Like the socket AM4, inaugurated in March 2017 and which has accompanied several generations of Ryzen, the AMD socket AM5 will also be a “long-lived platform”
At CES 2022, Lisa Su announced the color of AMD’s future Ryzen processors. Expected during the second half of the year, the Ryzen 7000 will benefit from a 5 nm engraving, a Zen 4 CPU architecture… and will retire the socket AM4 in favor of its successor, logically called AM5. The AM4 has had some great years of service, making its debut in 2017 alongside the very first Ryzen. It has accompanied many series, and the current Ryzen 5000 still use it. According to the CEO of AMD, don’t worry, the AM5 socket will be anything but ephemeral.
A guarantee, but no precise deadline
This is the meaning of the remarks made by Lisa Su to Paul Alcorn of Tom’s Hardware, reported by TechPowerUp. The boss of AMD said that if she could not put forward a specific time, the AM5 would last for a long time.
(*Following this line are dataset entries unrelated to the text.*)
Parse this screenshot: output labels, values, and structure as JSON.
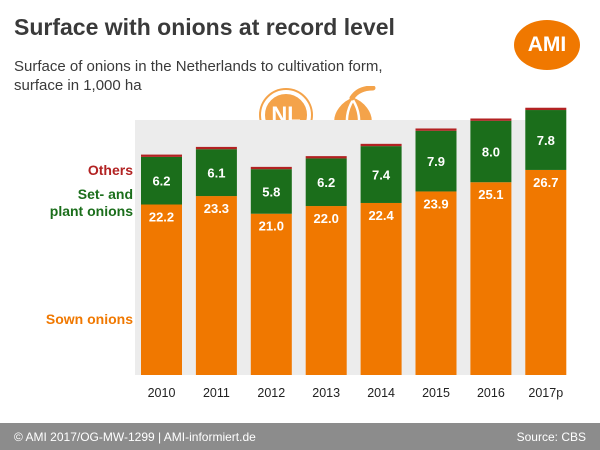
{
  "header": {
    "title": "Surface with onions at record level",
    "subtitle": "Surface of onions in the Netherlands to cultivation form, surface in 1,000 ha",
    "logo_text": "AMI",
    "badge_text": "NL",
    "onion_icon": "onion-icon"
  },
  "footer": {
    "left": "© AMI 2017/OG-MW-1299 | AMI-informiert.de",
    "right": "Source: CBS"
  },
  "colors": {
    "sown": "#f07800",
    "set_plant": "#1b6e1b",
    "others": "#b22222",
    "plot_bg": "#ececec"
  },
  "chart_data": {
    "type": "bar",
    "stacked": true,
    "title": "Surface with onions at record level",
    "subtitle": "Surface of onions in the Netherlands to cultivation form, surface in 1,000 ha",
    "categories": [
      "2010",
      "2011",
      "2012",
      "2013",
      "2014",
      "2015",
      "2016",
      "2017p"
    ],
    "series": [
      {
        "name": "Sown onions",
        "values": [
          22.2,
          23.3,
          21.0,
          22.0,
          22.4,
          23.9,
          25.1,
          26.7
        ],
        "labels": [
          "22.2",
          "23.3",
          "21.0",
          "22.0",
          "22.4",
          "23.9",
          "25.1",
          "26.7"
        ]
      },
      {
        "name": "Set- and plant onions",
        "values": [
          6.2,
          6.1,
          5.8,
          6.2,
          7.4,
          7.9,
          8.0,
          7.8
        ],
        "labels": [
          "6.2",
          "6.1",
          "5.8",
          "6.2",
          "7.4",
          "7.9",
          "8.0",
          "7.8"
        ]
      },
      {
        "name": "Others",
        "values": [
          0.3,
          0.3,
          0.3,
          0.3,
          0.3,
          0.3,
          0.3,
          0.3
        ]
      }
    ],
    "legend": {
      "placement": "left",
      "others": "Others",
      "set_plant_line1": "Set- and",
      "set_plant_line2": "plant onions",
      "sown": "Sown onions"
    },
    "ylim": [
      0,
      40
    ],
    "grid": false
  }
}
Here is the exact content of the exchanges:
Paul Alcorn asked Lisa Su: ” AMD had been committed to using the AM4 platform and socket AM4 for some time [il était prévu pour perdurer jusqu’en 2020 et jusqu’aux Ryzen 2 au départ !]. Can you give us an idea of how long you will be staying on the AM5? “
To which Lisa Su replied: ” Well, we were extremely happy with how the AM4 has evolved … We said we would keep this socket for a long time, and we did. We continue to believe that it has been beneficial for the community, and frankly, it has been for us too. But, as we scale things up, it becomes time to make a socket transition, especially for reasons related to new I / O technologies. However, I think our strategy should be similar. I don’t know the exact number of years, but I would say the AM5 is to be expected to be a long-lived platform, as the AM4 has been. On the other hand, I also think that the AM4 will remain on the market for a number of years yet and that there will be some kind of overlap. “
As Lisa Su points out, the switch to Socket AM5 is indeed motivated by the support of new generations of I / O (DDR5 memory and PCIe 5.0).
Farewell PGA, welcome LGA
In addition, another major change that the AM5 socket will bring is the switch to an LGA design (land grid array), as for Intel processors, instead of PGA (pin grid array).
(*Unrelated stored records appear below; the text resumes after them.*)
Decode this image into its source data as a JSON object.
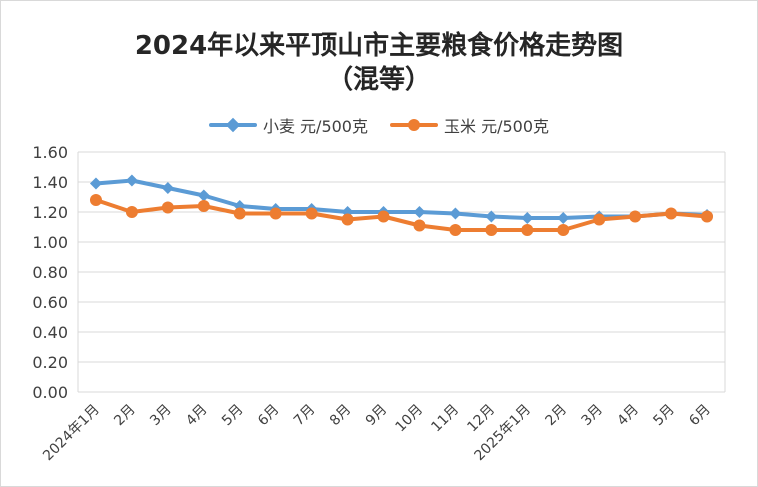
{
  "chart_data": {
    "type": "line",
    "title": "2024年以来平顶山市主要粮食价格走势图",
    "subtitle": "（混等）",
    "categories": [
      "2024年1月",
      "2月",
      "3月",
      "4月",
      "5月",
      "6月",
      "7月",
      "8月",
      "9月",
      "10月",
      "11月",
      "12月",
      "2025年1月",
      "2月",
      "3月",
      "4月",
      "5月",
      "6月"
    ],
    "series": [
      {
        "name": "小麦 元/500克",
        "color": "#5b9bd5",
        "marker": "diamond",
        "values": [
          1.39,
          1.41,
          1.36,
          1.31,
          1.24,
          1.22,
          1.22,
          1.2,
          1.2,
          1.2,
          1.19,
          1.17,
          1.16,
          1.16,
          1.17,
          1.17,
          1.19,
          1.18
        ]
      },
      {
        "name": "玉米 元/500克",
        "color": "#ed7d31",
        "marker": "circle",
        "values": [
          1.28,
          1.2,
          1.23,
          1.24,
          1.19,
          1.19,
          1.19,
          1.15,
          1.17,
          1.11,
          1.08,
          1.08,
          1.08,
          1.08,
          1.15,
          1.17,
          1.19,
          1.17
        ]
      }
    ],
    "ylim": [
      0,
      1.6
    ],
    "yticks": [
      "0.00",
      "0.20",
      "0.40",
      "0.60",
      "0.80",
      "1.00",
      "1.20",
      "1.40",
      "1.60"
    ],
    "grid": true,
    "legend": "top-center"
  }
}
Robert Hallock and Frank Azor, who are respectively technical marketing director and chief architect of AMD gaming solutions, have, during interviews with journalists from different editors, explained the reason for this change.
They argue that the LGA allows a density of transistors for the same surface much greater than the PGA. This design therefore allows the case size of future Ryzen 7000 processors to remain unchanged. As a result, these will be well compatible with heat sinks originally designed for AM4 chips.